Born on September 22, 1928, Irving Feldman was raised in Brooklyn, New York. He was educated at the City College of New York (now City College of the City University of New York) and at Columbia University.

After receiving his master's degree from Columbia in 1953, Feldman traveled first to Puerto Rico, where he taught at the University of Puerto Rico, Rio Piedras, and then to France, where he taught at the Université de Lyon. In 1958, he returned to the United States to accept a position at Kenyon College, moving on in 1964 to the State University of New York at Buffalo, where he was Distinguished Professor of English until his retirement in 2004.

Feldman's collections of poetry include Collected Poems, 1954-2004 (Schocken, 2004);Beautiful False Things: Poems (Grove Press, 2000); All of Us Here (1986), a finalist for the National Book Critics Circle Award; Leaping Clear (1976) and The Pripet Marshes (1965), both finalists for the National Book Award; and Works and Days (1961). The Life and Letters (1994) was a finalist for the Poets' Prize.

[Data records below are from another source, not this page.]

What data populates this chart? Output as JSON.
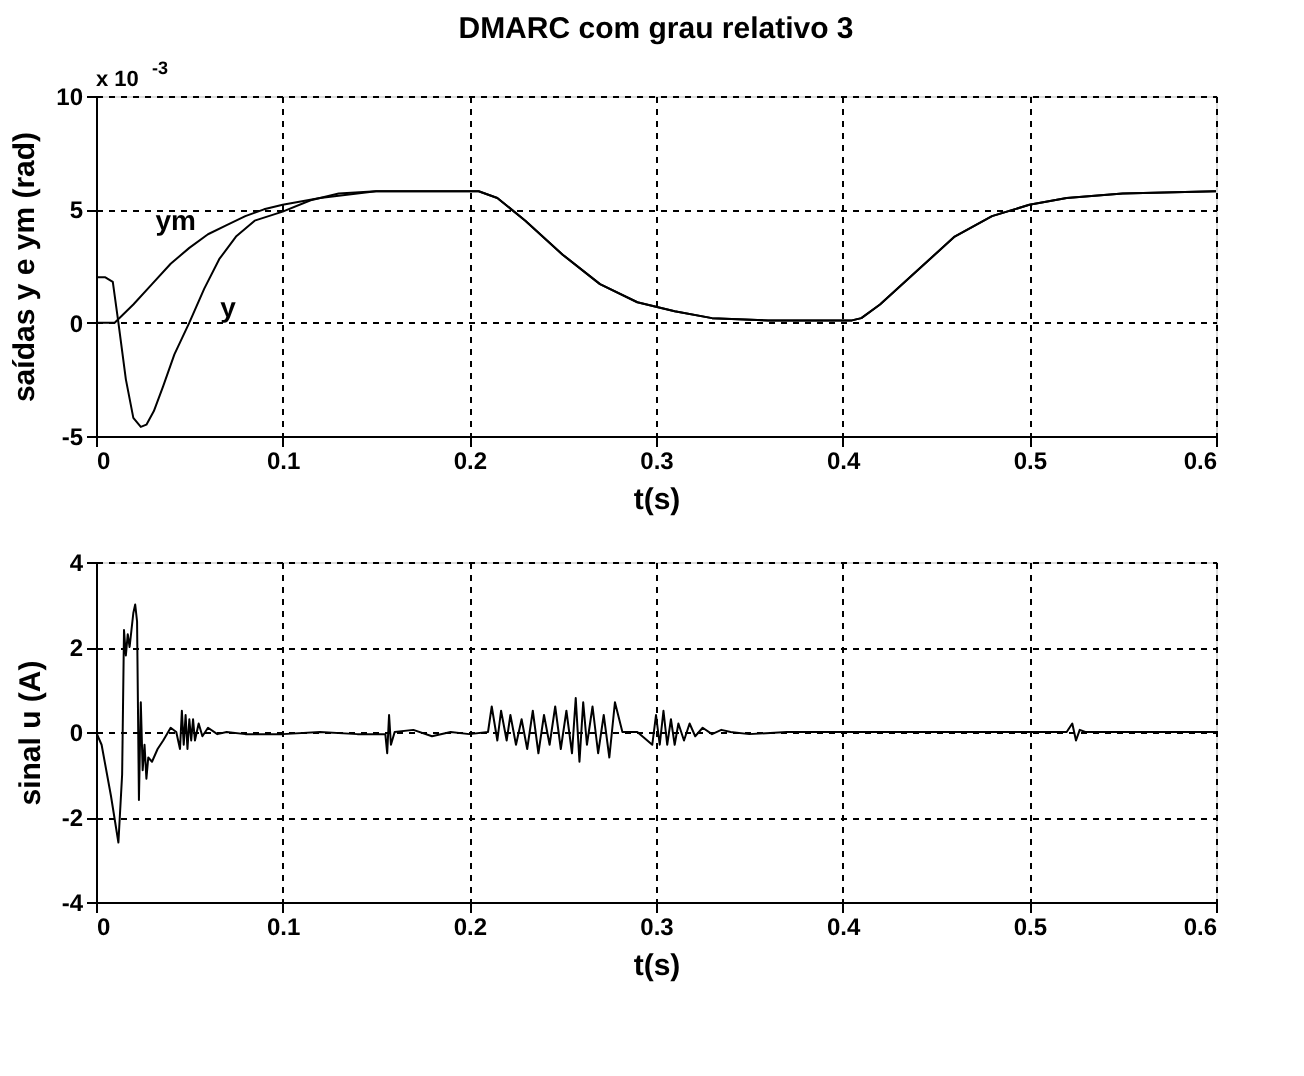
{
  "chart_data": [
    {
      "type": "line",
      "title": "DMARC com grau relativo 3",
      "xlabel": "t(s)",
      "ylabel": "saídas y e ym (rad)",
      "xlim": [
        0,
        0.6
      ],
      "xticks": [
        0,
        0.1,
        0.2,
        0.3,
        0.4,
        0.5,
        0.6
      ],
      "ylim": [
        -5,
        10
      ],
      "yticks": [
        -5,
        0,
        5,
        10
      ],
      "grid": true,
      "line_style": "solid",
      "annotations": [
        "x 10$^{-3}$",
        {
          "text": "ym",
          "x": 0.06,
          "y": 3.9
        },
        {
          "text": "y",
          "x": 0.058,
          "y": 1.5
        }
      ],
      "series": [
        {
          "color": "#000000",
          "x": [
            0,
            0.005,
            0.009,
            0.012,
            0.016,
            0.02,
            0.024,
            0.027,
            0.031,
            0.036,
            0.042,
            0.05,
            0.058,
            0.066,
            0.075,
            0.085,
            0.1,
            0.115,
            0.13,
            0.15,
            0.18,
            0.205,
            0.215,
            0.23,
            0.25,
            0.27,
            0.29,
            0.31,
            0.33,
            0.36,
            0.4,
            0.405,
            0.41,
            0.42,
            0.44,
            0.46,
            0.48,
            0.5,
            0.52,
            0.55,
            0.6
          ],
          "values": [
            2,
            2,
            1.8,
            0,
            -2.5,
            -4.2,
            -4.6,
            -4.5,
            -3.9,
            -2.8,
            -1.4,
            0,
            1.5,
            2.8,
            3.8,
            4.5,
            4.9,
            5.4,
            5.7,
            5.8,
            5.8,
            5.8,
            5.5,
            4.5,
            3.0,
            1.7,
            0.9,
            0.5,
            0.2,
            0.1,
            0.1,
            0.1,
            0.2,
            0.8,
            2.3,
            3.8,
            4.7,
            5.2,
            5.5,
            5.7,
            5.8
          ]
        },
        {
          "color": "#000000",
          "x": [
            0,
            0.01,
            0.02,
            0.03,
            0.04,
            0.05,
            0.06,
            0.07,
            0.08,
            0.09,
            0.1,
            0.12,
            0.15,
            0.18,
            0.205,
            0.215,
            0.23,
            0.25,
            0.27,
            0.29,
            0.31,
            0.33,
            0.36,
            0.4,
            0.405,
            0.41,
            0.42,
            0.44,
            0.46,
            0.48,
            0.5,
            0.52,
            0.55,
            0.6
          ],
          "values": [
            0,
            0,
            0.8,
            1.7,
            2.6,
            3.3,
            3.9,
            4.3,
            4.7,
            5.0,
            5.2,
            5.5,
            5.8,
            5.8,
            5.8,
            5.5,
            4.5,
            3.0,
            1.7,
            0.9,
            0.5,
            0.2,
            0.1,
            0.1,
            0.1,
            0.2,
            0.8,
            2.3,
            3.8,
            4.7,
            5.2,
            5.5,
            5.7,
            5.8
          ]
        }
      ]
    },
    {
      "type": "line",
      "xlabel": "t(s)",
      "ylabel": "sinal u (A)",
      "xlim": [
        0,
        0.6
      ],
      "xticks": [
        0,
        0.1,
        0.2,
        0.3,
        0.4,
        0.5,
        0.6
      ],
      "ylim": [
        -4,
        4
      ],
      "yticks": [
        -4,
        -2,
        0,
        2,
        4
      ],
      "grid": true,
      "line_style": "solid",
      "series": [
        {
          "color": "#000000",
          "x": [
            0,
            0.003,
            0.008,
            0.012,
            0.014,
            0.015,
            0.016,
            0.017,
            0.018,
            0.019,
            0.02,
            0.021,
            0.022,
            0.023,
            0.024,
            0.025,
            0.026,
            0.027,
            0.028,
            0.03,
            0.033,
            0.036,
            0.04,
            0.043,
            0.045,
            0.046,
            0.047,
            0.048,
            0.049,
            0.05,
            0.051,
            0.052,
            0.053,
            0.055,
            0.057,
            0.06,
            0.065,
            0.07,
            0.08,
            0.09,
            0.1,
            0.12,
            0.14,
            0.155,
            0.156,
            0.157,
            0.158,
            0.16,
            0.17,
            0.18,
            0.19,
            0.2,
            0.21,
            0.212,
            0.215,
            0.217,
            0.22,
            0.222,
            0.225,
            0.228,
            0.231,
            0.234,
            0.237,
            0.24,
            0.243,
            0.246,
            0.249,
            0.252,
            0.255,
            0.257,
            0.259,
            0.261,
            0.263,
            0.266,
            0.269,
            0.272,
            0.275,
            0.278,
            0.282,
            0.285,
            0.29,
            0.298,
            0.3,
            0.302,
            0.304,
            0.306,
            0.308,
            0.31,
            0.312,
            0.315,
            0.318,
            0.321,
            0.325,
            0.33,
            0.335,
            0.34,
            0.35,
            0.37,
            0.4,
            0.45,
            0.5,
            0.52,
            0.523,
            0.525,
            0.527,
            0.53,
            0.55,
            0.6
          ],
          "values": [
            0,
            -0.3,
            -1.5,
            -2.6,
            -1.0,
            2.4,
            1.8,
            2.3,
            2.0,
            2.4,
            2.8,
            3.0,
            2.6,
            -1.6,
            0.7,
            -0.9,
            -0.3,
            -1.1,
            -0.6,
            -0.7,
            -0.4,
            -0.2,
            0.1,
            0.0,
            -0.4,
            0.5,
            -0.3,
            0.4,
            -0.4,
            0.3,
            -0.2,
            0.3,
            -0.2,
            0.2,
            -0.1,
            0.1,
            -0.05,
            0.0,
            -0.05,
            -0.05,
            -0.05,
            0.0,
            -0.05,
            -0.05,
            -0.5,
            0.4,
            -0.3,
            0.0,
            0.05,
            -0.1,
            0.0,
            -0.05,
            0.0,
            0.6,
            -0.2,
            0.5,
            -0.2,
            0.4,
            -0.3,
            0.3,
            -0.4,
            0.5,
            -0.5,
            0.4,
            -0.3,
            0.6,
            -0.4,
            0.5,
            -0.5,
            0.8,
            -0.7,
            0.7,
            -0.3,
            0.6,
            -0.5,
            0.4,
            -0.6,
            0.7,
            0.0,
            0.0,
            0.0,
            -0.3,
            0.4,
            -0.3,
            0.5,
            -0.3,
            0.3,
            -0.3,
            0.2,
            -0.2,
            0.2,
            -0.1,
            0.1,
            -0.05,
            0.05,
            0.0,
            -0.05,
            0.0,
            0.0,
            0.0,
            0.0,
            0.0,
            0.2,
            -0.2,
            0.05,
            0.0,
            0.0,
            0.0
          ]
        }
      ]
    }
  ]
}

Feldman is the recipient of a National Institute of Arts and Letters award as well as fellowships from The Academy of American Poets, The Guggenheim Foundation, The Ingram Merrill Foundation, and The MacArthur Foundation. He lives in Buffalo, New York.

By This Poet



Their quarrel sent them reeling from the house. 
Anything, just get on the road and get away. 
Driven out, they drove. . . miles into countryside, 
confined and bickering, then cold, polite; 
she read a book, or looked out at hillside pastures; 
once, faraway life came close, and they stopped 
in mist for muddy, slow cows at a crossing, 
then, tilted, shuddering, a tractor came across; 
coldly silent other hours of trees after trees 
interspersed with straggling villages--then hot; 
her voice pulsing, tempestuous, against the dash, 
buffeted, blew up; the slammed her hand down, hard.
"You let it happen--you know you did. 
And you make me the bad one--all the time! 
I won't stand for it another second." And then, 
irrationally, "Look at me, I'm talking to you!" 
What half-faced her was mulish, scolded sullenness
--who gripped the wheel and to scare her drove faster, 
scaring himself; he felt out of control, dangerous. 
Downhill, the road darkened, dropped out of sight. 
At the bottom, racing toward them, three lights, 
and trees. . . . Remember this, remember this, 
she thought, the last thing I will ever see. 
Diner, tavern, café, whatever it was.
The car spun suddenly into the parking lot.
She grabbed at the key, threw it out. Shaken, they sat
--while their momentum went on raging down the road. 
They knew they might have been killed--by each other, 
had someone been up to just one more dare.